Stéphane Montabert - Sur le Web et sur Lesobservateurs.ch, le 6 novembre 2016

7 commentaires

  1. Posté par conrad.hausmann le

    Pendant que nous discutons en G-B il se construit une énorme centrale nucléaire ! Tous les grands pays comme l ‘Inde, la Chine, le Brésil, l’Afrique du Sud etc. vont se lancer dans des nouvelles filières nucléaires et mème le Japon. Alors la Suisse et l’Allemagne ces 2 seuls pays vont-ils changer la marche du monde? On peut en douter .

  2. Posté par Jack Palance le

    Juste une remise au point : Tchernobyl est principalement dû à une incroyable succession d’erreur humaine ou des remplaçants mal formés on décider de faire un exercice d’alerte en déconnectant les sécurités sans y être autorisé, ce qui a provoqué la fusion du réacteur sans pouvoir l’arrêter ( très résumé en gros )….Fukushima, suite au gigantesque tsunami, les génératrices placée au sous sol ont été noyée ce qui à arrêté les pompes servant au refroidissement du cœur du réacteur, MAIS….il y avait sur le toit de la centrale, d’immenses citernes d’eau pouvant, par gravitation, alimenter le circuit de refroidissement au moyen d’un simple bouton )qui n’a pas fonctionné) ou manuellement en ouvrant des vannes à la main (ce qui n’a pas été fait) le temps de brancher un circuit de secours afin de remettre en marche le circuit d’eau ( très résumé aussi)…donc !….grave erreur humaine et si vous ne tournez pas le volant dans un virage, vous allez dans le platane !…..c’est quand même pas la faute à la voiture NON ?……DE PLUS, au jt de TF1 ce soir, les français vont probablement manquer d’électricité en cas d’hiver rigoureux suite à l’arrêt de quelques centrales et ces imbéciles d’écolos ainsi qu’une grande partie du peuple lobotomisé de ce pays voudraient que l’on devienne dépendant des autres ?????…….plus cons que ça tu meurs !
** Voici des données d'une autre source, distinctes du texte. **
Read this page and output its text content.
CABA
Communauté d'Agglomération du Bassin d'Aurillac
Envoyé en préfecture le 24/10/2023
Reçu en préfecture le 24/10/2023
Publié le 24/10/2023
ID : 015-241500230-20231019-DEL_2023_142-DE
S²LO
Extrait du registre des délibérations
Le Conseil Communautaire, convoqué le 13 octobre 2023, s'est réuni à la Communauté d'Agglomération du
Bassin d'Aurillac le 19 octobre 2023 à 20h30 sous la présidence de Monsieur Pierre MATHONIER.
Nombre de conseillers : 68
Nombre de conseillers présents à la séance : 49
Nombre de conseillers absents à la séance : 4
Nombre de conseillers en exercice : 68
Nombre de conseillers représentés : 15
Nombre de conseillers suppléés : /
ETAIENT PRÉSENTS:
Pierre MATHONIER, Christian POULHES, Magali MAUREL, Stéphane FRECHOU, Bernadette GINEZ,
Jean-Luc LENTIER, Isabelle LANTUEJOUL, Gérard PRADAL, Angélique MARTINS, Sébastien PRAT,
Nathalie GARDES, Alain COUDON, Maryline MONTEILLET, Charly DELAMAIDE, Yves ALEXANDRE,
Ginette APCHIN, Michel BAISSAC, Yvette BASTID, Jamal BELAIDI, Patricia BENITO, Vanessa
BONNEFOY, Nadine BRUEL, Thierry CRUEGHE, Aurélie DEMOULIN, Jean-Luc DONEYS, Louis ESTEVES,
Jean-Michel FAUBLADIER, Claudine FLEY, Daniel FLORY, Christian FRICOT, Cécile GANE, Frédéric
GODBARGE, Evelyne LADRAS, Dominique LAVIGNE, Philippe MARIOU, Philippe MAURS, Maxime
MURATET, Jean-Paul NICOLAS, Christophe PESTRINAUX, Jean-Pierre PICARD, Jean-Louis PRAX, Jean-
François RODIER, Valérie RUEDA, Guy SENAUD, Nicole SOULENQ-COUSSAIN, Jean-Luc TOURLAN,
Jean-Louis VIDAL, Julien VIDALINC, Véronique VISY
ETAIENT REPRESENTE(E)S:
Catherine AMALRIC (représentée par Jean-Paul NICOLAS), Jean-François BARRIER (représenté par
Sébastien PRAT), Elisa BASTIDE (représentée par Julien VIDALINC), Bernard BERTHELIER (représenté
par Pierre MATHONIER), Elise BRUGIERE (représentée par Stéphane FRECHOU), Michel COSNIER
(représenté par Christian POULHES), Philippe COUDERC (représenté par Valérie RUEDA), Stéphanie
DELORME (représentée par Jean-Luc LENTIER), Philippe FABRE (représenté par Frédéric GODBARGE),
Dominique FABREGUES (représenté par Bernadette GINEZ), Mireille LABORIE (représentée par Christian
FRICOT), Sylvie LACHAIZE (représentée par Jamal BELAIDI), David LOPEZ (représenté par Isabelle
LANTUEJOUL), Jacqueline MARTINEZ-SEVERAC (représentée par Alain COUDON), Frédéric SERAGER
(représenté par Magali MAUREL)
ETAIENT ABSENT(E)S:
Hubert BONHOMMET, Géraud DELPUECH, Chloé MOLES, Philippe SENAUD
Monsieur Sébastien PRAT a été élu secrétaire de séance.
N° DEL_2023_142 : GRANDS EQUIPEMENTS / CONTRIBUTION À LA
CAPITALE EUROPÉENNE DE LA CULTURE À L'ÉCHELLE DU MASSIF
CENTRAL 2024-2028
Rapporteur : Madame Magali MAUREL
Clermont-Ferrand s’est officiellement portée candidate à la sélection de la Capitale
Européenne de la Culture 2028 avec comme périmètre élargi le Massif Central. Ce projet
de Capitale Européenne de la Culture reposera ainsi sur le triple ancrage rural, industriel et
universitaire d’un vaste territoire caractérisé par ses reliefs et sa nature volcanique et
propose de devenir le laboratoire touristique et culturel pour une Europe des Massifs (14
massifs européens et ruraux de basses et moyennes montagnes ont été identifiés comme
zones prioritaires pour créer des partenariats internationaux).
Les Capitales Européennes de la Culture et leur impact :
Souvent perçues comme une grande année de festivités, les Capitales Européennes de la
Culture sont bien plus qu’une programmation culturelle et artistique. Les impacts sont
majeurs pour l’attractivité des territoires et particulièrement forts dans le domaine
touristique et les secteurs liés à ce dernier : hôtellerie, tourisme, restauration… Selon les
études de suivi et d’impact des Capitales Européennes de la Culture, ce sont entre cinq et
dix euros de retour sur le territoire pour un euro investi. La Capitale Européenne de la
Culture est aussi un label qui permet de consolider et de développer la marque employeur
  3. Posté par Marcassin le

    Oui Arthur, le nucléaire ce n’est pas le top de la sécurité sanitaire. Mais la consommation des “ménages” est, je crois, d’environ 30% de la consommation totale d’électricité. Donc si l’on veut faire des économies drastiques on supprime l’approvisionnement de la moitié de nos industries et infrastructures ferroviaires (et la Tesla de Doris) et que fait-on des chômeurs ?

  4. Posté par Arthur le

    Si cela est nécessaire construisons aussi des centrales à gas ou à bois en plus de l’ hydraulique, du solaire, de l’éolien, de la géothermie et de l’économie d’énergie par différents dispositifs. Mais sortons du nucléaire!! Il y a trop de risques de problème avec de vieilles centrales qui présentent des dommages liés à l’usure et une gestion au combien problématique des déchets du nucléaire. Ajoutons également l’impact négatif des procédures d’enrichissement de l’uranium, très gourmandes en énergies fossiles.

  5. Posté par Max le

    Comment peut-on ce lever le matin pour faire de la MER… pareil.

  6. Posté par aline le

    La désinformation des anti-nucléaire est totale. Penser que l’on puisse remplacer le nucléaire par le soleil et le vent dans notre pays est complètement aberrant. Ce qui me dérange le plus c’est que la Suisse sera obligée d’importer de l’énergie provenant du charbon d’Allemagne à un prix exorbitant. Dans un documentaire récemment diffusé à la chaine TV ARD on a pu voir des champs entièrement labourés pour extraire du charbon. Recourir au charbon signifie retomber dans un passé sombre.